Otis met Vlad's eyes, wide and full of awe. "Such wisdom from one so
young"



Really? Are you kidding me? You consider that wise? I'm not even skipping any passages here, people. That's exactly what they said. Because Vlad acted like any teenager in the world would, trying to decide things for himself, he's suddenly the Dali Lama. I kept glancing back at the previous pages to see if Vladimir actually said something admirable, but no. Apparently, being a moody teenager with a mind of your own makes you wise, these days. Oy.

Another bit that irritated me: Vlad's uncle, Otis. Last year (in the previous book) Otis is considered an eeeevvviiilll subsitute teacher who's out to get Vlad.

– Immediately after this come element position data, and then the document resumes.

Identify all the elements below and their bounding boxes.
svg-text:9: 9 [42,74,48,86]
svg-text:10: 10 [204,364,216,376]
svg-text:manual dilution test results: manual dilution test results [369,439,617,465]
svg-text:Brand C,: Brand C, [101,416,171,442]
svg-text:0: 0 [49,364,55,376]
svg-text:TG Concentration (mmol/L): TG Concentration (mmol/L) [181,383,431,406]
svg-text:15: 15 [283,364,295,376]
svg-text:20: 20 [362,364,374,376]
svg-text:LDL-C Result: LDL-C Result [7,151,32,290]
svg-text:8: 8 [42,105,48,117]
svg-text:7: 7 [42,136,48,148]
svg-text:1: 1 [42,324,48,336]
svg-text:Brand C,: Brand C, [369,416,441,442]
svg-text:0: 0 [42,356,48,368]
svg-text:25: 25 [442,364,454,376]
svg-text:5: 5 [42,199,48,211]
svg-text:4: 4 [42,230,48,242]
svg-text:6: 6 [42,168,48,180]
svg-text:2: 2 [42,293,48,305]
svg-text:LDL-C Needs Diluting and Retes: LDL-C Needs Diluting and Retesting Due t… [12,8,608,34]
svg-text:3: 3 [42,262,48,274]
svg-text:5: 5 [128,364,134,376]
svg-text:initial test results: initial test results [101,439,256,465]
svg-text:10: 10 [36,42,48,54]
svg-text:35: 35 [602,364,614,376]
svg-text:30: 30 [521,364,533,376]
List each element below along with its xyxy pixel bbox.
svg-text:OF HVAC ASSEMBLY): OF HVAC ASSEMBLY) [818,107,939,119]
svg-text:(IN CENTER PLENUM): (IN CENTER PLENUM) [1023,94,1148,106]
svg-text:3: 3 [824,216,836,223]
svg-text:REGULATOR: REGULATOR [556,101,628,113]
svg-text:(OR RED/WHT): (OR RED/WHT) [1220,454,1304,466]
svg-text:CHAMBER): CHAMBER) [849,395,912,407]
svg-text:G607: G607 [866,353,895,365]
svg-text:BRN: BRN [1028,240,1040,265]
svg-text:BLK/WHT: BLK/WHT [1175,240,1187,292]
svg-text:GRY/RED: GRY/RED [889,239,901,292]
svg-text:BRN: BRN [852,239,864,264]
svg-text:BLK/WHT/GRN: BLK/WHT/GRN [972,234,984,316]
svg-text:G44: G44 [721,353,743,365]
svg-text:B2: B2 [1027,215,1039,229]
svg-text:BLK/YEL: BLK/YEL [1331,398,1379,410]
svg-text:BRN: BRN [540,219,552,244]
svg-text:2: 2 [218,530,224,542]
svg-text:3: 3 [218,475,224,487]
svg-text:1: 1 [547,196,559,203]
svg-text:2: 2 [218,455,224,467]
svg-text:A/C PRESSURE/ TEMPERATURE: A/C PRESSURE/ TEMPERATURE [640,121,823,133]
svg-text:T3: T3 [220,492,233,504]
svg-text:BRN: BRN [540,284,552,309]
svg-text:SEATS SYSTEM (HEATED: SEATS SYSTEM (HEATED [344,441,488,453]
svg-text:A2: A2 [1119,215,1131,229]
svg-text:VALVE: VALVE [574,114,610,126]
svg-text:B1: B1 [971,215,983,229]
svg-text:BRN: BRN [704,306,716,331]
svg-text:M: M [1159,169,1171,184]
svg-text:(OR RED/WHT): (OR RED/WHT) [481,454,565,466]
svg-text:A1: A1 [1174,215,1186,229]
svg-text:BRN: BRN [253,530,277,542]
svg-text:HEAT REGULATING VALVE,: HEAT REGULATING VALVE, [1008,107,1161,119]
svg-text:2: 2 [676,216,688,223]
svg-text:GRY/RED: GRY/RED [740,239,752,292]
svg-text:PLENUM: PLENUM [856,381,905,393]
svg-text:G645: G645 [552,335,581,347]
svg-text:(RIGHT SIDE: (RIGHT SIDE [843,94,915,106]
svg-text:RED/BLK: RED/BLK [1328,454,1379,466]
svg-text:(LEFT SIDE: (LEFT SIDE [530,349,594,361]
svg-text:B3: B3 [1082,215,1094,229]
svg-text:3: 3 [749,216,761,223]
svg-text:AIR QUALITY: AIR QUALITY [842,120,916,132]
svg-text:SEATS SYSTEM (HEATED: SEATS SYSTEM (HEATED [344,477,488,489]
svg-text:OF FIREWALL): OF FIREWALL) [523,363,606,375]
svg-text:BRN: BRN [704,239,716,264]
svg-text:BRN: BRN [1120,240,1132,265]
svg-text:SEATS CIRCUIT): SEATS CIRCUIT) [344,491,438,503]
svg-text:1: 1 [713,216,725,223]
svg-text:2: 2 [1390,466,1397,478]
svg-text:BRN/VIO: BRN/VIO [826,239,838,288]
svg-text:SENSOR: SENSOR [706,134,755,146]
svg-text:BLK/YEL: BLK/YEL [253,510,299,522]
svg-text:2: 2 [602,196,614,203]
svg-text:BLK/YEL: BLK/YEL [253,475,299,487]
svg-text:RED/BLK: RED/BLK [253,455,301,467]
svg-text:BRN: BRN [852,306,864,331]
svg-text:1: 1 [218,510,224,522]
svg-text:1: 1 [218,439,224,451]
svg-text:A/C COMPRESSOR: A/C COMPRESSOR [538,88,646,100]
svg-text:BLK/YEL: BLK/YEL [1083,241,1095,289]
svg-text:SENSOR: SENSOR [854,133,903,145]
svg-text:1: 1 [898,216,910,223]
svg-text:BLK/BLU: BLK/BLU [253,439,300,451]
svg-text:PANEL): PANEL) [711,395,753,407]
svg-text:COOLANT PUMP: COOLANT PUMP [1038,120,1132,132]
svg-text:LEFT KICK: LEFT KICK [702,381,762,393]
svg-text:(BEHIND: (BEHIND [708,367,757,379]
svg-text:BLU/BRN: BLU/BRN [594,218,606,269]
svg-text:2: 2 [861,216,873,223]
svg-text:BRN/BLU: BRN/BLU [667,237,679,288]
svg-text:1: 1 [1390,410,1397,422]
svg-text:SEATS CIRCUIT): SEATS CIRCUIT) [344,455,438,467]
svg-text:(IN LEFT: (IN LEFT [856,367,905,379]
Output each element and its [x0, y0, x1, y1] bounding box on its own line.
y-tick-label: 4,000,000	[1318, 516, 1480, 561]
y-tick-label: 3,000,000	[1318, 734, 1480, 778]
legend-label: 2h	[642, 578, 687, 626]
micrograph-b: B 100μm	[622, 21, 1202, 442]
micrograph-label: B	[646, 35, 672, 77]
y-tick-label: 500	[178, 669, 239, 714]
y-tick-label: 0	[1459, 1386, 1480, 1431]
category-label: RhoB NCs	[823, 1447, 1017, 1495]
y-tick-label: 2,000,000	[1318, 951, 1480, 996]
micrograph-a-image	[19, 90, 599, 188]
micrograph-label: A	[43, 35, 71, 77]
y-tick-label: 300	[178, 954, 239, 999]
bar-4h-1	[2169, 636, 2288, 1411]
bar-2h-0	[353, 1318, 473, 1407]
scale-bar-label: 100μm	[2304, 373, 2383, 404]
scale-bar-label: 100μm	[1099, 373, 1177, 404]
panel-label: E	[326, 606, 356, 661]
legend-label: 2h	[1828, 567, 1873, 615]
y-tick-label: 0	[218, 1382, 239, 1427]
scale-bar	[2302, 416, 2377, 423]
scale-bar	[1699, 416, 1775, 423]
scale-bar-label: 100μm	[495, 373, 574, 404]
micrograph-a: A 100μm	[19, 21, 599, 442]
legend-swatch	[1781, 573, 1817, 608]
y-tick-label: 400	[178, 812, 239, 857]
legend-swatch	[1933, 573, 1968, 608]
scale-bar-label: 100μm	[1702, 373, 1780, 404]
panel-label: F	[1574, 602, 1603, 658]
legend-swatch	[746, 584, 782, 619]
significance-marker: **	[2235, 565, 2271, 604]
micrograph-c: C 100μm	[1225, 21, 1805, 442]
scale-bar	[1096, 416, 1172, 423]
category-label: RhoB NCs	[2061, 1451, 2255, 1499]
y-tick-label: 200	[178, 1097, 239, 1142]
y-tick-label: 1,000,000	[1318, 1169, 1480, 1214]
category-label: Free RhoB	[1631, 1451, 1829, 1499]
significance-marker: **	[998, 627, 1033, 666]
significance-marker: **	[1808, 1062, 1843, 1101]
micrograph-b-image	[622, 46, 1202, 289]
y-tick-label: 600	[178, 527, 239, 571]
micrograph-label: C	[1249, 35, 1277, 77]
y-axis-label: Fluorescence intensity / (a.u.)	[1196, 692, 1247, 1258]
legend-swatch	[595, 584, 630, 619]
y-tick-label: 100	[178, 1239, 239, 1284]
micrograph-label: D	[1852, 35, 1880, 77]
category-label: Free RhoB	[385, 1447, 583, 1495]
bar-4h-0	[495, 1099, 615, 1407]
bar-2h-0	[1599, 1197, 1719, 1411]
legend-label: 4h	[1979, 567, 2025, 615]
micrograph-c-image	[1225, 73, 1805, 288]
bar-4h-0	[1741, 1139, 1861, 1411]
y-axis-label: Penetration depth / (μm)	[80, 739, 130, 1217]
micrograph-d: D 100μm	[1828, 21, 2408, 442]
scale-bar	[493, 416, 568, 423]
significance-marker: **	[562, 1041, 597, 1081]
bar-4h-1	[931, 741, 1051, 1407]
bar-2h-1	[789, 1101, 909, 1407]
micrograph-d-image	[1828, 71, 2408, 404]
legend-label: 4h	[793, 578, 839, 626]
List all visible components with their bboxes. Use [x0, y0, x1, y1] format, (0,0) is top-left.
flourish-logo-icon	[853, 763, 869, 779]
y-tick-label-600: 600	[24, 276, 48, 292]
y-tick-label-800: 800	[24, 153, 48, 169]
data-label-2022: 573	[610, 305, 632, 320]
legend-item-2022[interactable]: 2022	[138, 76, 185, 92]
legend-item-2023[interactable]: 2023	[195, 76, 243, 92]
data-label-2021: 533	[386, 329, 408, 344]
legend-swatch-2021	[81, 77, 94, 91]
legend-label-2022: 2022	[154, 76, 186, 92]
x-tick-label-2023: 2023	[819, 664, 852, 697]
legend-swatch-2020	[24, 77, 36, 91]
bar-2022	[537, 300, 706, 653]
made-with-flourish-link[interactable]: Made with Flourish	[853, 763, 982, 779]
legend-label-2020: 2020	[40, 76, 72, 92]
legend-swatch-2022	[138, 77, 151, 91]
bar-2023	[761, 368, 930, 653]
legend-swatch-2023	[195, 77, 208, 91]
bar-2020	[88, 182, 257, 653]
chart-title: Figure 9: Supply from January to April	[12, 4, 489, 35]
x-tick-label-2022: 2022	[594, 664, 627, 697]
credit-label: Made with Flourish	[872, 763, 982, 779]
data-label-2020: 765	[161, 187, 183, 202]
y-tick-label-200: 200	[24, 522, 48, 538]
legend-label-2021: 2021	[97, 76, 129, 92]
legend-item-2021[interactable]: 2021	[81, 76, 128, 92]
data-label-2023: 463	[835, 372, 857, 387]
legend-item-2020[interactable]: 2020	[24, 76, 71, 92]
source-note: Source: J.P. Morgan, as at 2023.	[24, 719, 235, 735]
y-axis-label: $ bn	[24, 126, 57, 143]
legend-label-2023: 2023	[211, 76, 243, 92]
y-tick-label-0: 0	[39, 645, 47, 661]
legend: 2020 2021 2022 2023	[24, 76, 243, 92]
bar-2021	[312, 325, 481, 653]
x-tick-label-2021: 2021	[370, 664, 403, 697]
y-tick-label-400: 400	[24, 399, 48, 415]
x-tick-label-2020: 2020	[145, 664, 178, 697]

Now, the following year, in a span of one summer, Otis went from Evil Dude to My Awesome Vampire Uncle. And I have no idea why. Vlad is borderline obsessed with Otis, and they give no indication of how this came to be. It's so sappy, the way they act around each other, like Bruce Wayne and Dick Grayson in Batman and Robin, but so much worse because it's not George Clooney.

Another bout of stupidness, from Vlad's pale Joss *if you have no read I do not suggest reading the following paragraph* WHY would Joss tell Vlad he's a vamp slayer when he thinks Vlad's human? WHY, if he's such an amazing slayer, as both he and the author reminds, does he need one of his high school buddies to assist him in finding a vampire? Why would anybody with a brain wake up and think, "gee, I wonder where that darn vampire is. Maybe I'll just ask my completely unrelated human pal to come and help me! Hopefully he won't get killed..."

I mean, come on. Who does that?

And, if you don't mind, I'd like to get back to the crying issue.

Now, there is one scene, where Vlad goes to the cemetary to visit his parents grave. This moment,where he breaks down sobbing over the gravestones, would have been very touching. Had he not been crying the rest of the book about something or another. See, there's something endearing about a big touch guy with a jaded facade and a fixated scowl on his pretty little mug crying for his mommy. But it's not endearing, however, when they've been crying the whole time. Over the same thing. Again and again. After a point, the water works are just ridiculous. There is, however, some lovely decription at the cemetary, which eased the pain a bit:

Halfway up the main path, Vlad paused to look around. The cemetary was overgrown with weeds and dead ivy, and moss hung from the tree trunks. To his left stood a large block shaped tombstone. Atop it stood a stone women. In her hand was a wreath of some sort. In the moonlight, she seemed alive and, with a shiver, Vlad waited for her to move.

To his immense relief, she didn't.


This is probably the best paragraph in the book. Which is sad.

The stupidness in Ninth Grade Slays is overwhelming, filled with cheesy plot devices, LOTS of bitch boy/vampire crying (EVERY OTHER PARAGRAPH), and just plain annoying characters. I would not suggest it, unless your ten years old, have low expectations, have never read a book before, or all three. The only thing I can say about it is that it's entertaining if your on a long plane ride. Or something.

Rating: 3--horrible, but not without some merit.